事故の真実が知りたいという遺族や被害者の要望に応じて、刑事立件手続中の警察が捜査結果を伝えたというニュースです。

福知山事故1.jpg刑事事件というと、全てが捜査上の機密とされ、被害者も知ることが出来なかった。画期的ではないか、警察の今回の措置は評価できる。多くのマスコミの論調と、ニュースの受け取り手は、きっとこのように好意的に捉え評価するものと思われます。

しかし、私は大いに危惧を感じます。本事件のように過失を刑事で裁こうとする事件-以前からそれは不毛だと主張して来ましたが、それはさておいても-、そして故意犯による殺人や傷害事件であっても、警察のこうした行為には不安を感じます。

それはなぜか。検察が仕組む刑事裁判は、非常に後進的な、お涙頂戴・浪花節の、応報主義、結果重視主義に貫かれたものだからです。

2006年8月に福岡市でおきた、飲酒運転の車に追突された車が海中に転落し、3児が死亡した事故の刑事裁判で、検察側は遺族から死亡した子供たちの写真を借り出し、法廷に持ち込みました。ニュース記事では「何も分からぬままに突然、命を奪われた理不尽さと無念さを訴えている」と書かれています。

しかし、特に過失を裁く裁判では、これは全く間違った考え方です。この飲酒運転をしたドライバーが、どの程度飲酒していたか、運転がどこまで危険なものであったか、それが刑を決める全てであり、被害にあった子供たちがどんなにかわいかったか、両親がどんなに悲しんだか、それは民事の法廷で取り上げられるべき事項です。

昨今の裁判はこうした刑事・民事を敢えて混合させようとしてみたり、はっきり結果重視の方向を打ち出したり、「遺族感情に配慮して」などと言うセリフで、応報主義(仇討ち)を量刑に反映させようとしたりしています。

福知山事故2.jpgJR西日本の事故に戻ります。何でも一人ひとりJR西日本の人間を糾弾しては刑罰を与えようとするやり方は、以前から繰り返し書いて来たように、真の原因解明や再発防止には、全く資するところがありません。
しかし百歩譲って、彼らを業過致死傷罪で裁こうと言う時に、その過失そのものを詳細に検討するのではなく、予め警察が遺族や被害者に接触し、被告人に対する憎しみの感情を植え付け、以て裁判上重い量刑にシフトさせようとしている意図がみえみえです。

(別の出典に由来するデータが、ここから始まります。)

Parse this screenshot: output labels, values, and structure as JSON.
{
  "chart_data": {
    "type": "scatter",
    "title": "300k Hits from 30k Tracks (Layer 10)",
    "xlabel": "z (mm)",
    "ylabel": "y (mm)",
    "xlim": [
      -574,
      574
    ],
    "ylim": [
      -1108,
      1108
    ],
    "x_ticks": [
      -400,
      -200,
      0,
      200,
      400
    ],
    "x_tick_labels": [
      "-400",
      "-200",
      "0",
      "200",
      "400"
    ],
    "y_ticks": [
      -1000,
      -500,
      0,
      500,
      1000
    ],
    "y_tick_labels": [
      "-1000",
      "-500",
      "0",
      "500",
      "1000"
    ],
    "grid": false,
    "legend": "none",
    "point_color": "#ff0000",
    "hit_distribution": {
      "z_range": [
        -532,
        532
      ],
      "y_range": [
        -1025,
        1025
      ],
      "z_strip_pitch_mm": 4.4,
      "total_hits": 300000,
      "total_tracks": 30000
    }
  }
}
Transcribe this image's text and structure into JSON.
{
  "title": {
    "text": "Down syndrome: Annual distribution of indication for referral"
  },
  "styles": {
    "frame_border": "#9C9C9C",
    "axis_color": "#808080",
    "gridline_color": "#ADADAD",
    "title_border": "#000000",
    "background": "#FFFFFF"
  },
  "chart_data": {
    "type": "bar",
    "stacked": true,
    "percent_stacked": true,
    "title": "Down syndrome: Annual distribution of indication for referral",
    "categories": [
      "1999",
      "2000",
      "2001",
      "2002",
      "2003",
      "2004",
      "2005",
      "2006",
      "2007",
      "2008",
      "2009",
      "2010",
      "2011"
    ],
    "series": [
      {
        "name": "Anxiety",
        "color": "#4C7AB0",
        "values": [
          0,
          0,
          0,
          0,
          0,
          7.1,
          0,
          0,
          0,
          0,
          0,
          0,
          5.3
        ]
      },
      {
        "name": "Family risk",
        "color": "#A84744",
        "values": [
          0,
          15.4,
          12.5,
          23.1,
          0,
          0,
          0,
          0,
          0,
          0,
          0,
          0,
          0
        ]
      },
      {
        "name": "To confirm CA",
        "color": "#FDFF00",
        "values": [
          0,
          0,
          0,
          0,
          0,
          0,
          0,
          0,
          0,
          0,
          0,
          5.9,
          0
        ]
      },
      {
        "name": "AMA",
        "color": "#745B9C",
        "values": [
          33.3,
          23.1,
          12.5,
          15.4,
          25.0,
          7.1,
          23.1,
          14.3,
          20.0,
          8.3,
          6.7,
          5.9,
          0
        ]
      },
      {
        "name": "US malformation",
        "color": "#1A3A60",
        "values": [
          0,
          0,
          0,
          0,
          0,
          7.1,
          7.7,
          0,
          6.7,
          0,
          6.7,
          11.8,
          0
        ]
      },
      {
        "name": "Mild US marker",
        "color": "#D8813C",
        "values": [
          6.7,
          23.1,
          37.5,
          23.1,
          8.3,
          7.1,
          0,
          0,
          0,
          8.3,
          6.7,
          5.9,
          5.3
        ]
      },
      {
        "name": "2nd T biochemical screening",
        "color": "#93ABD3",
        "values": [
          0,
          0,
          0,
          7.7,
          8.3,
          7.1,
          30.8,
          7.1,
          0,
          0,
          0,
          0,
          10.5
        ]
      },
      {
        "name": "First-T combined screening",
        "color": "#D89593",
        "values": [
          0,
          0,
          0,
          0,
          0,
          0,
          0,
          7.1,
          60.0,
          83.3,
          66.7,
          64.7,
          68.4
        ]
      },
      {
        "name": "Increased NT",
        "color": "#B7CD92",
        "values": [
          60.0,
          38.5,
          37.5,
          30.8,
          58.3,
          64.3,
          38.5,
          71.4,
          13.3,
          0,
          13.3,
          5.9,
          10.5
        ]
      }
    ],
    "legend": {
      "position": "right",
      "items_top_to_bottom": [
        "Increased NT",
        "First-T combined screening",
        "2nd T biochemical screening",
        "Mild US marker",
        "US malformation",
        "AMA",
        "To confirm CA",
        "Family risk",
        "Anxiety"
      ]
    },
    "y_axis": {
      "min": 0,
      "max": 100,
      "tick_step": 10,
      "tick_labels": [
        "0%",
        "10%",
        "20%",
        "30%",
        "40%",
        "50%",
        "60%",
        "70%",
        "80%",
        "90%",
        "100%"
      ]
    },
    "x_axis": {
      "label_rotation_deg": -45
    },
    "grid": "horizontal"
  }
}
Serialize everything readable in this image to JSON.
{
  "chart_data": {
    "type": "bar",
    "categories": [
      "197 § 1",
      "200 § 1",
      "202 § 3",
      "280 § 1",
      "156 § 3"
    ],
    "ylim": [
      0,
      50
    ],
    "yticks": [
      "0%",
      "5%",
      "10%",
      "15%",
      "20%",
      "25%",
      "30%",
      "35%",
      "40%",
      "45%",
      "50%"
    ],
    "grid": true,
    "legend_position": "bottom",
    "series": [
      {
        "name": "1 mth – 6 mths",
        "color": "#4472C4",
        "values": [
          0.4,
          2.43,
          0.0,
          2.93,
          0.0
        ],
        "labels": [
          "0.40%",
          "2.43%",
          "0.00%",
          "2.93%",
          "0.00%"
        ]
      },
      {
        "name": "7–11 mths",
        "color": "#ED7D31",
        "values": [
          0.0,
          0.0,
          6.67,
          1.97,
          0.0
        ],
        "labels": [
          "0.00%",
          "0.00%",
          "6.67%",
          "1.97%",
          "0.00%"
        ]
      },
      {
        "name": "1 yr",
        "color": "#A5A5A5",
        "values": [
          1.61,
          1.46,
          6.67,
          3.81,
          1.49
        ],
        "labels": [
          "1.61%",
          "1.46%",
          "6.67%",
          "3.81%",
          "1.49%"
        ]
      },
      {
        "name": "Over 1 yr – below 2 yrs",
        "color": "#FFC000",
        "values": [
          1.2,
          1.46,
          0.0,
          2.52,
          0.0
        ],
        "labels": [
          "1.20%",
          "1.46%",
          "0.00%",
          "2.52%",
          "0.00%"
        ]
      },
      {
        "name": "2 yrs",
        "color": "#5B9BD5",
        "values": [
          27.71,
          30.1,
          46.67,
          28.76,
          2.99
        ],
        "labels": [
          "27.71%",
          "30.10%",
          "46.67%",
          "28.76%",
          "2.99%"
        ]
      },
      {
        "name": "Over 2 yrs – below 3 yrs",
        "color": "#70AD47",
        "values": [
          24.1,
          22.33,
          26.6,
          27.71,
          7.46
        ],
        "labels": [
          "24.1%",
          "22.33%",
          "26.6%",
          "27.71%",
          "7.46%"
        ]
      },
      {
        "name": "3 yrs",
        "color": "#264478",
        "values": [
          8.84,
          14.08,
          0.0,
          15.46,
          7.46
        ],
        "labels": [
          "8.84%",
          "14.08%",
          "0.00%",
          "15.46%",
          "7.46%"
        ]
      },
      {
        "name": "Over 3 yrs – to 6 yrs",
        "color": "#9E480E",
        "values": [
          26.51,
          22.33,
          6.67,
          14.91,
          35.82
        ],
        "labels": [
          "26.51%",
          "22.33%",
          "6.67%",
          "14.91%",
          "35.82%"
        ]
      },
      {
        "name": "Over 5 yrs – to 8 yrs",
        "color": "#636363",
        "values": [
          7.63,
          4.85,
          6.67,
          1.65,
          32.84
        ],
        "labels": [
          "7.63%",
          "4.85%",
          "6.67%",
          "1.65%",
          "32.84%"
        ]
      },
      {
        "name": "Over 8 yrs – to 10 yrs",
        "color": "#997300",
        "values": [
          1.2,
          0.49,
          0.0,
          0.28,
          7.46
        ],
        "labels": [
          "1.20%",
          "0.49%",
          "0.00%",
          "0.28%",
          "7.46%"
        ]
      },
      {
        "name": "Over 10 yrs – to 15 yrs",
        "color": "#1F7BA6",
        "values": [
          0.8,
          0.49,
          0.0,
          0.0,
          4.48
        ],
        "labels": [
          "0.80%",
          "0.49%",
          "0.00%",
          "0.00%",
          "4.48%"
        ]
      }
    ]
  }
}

警察や検察が、浪花節に乗って、こんな誤った刑事裁判運営を図ろうとするのは決して許せません。故意犯罪であっても許されないと思いますが、増して過失を糾弾する裁判でのこうしたやり方については、私はむしろ警察・検察に憤りを覚えます。

福島県立大野病院の事故の刑事裁判でも全く同じ構図が見られたとされています。警察は遺族に、主治医に対する誤った憎しみの感情を植え付けようとしていたと言われています。

どうして日本の裁判はこんなに立ち後れているのでしょうか。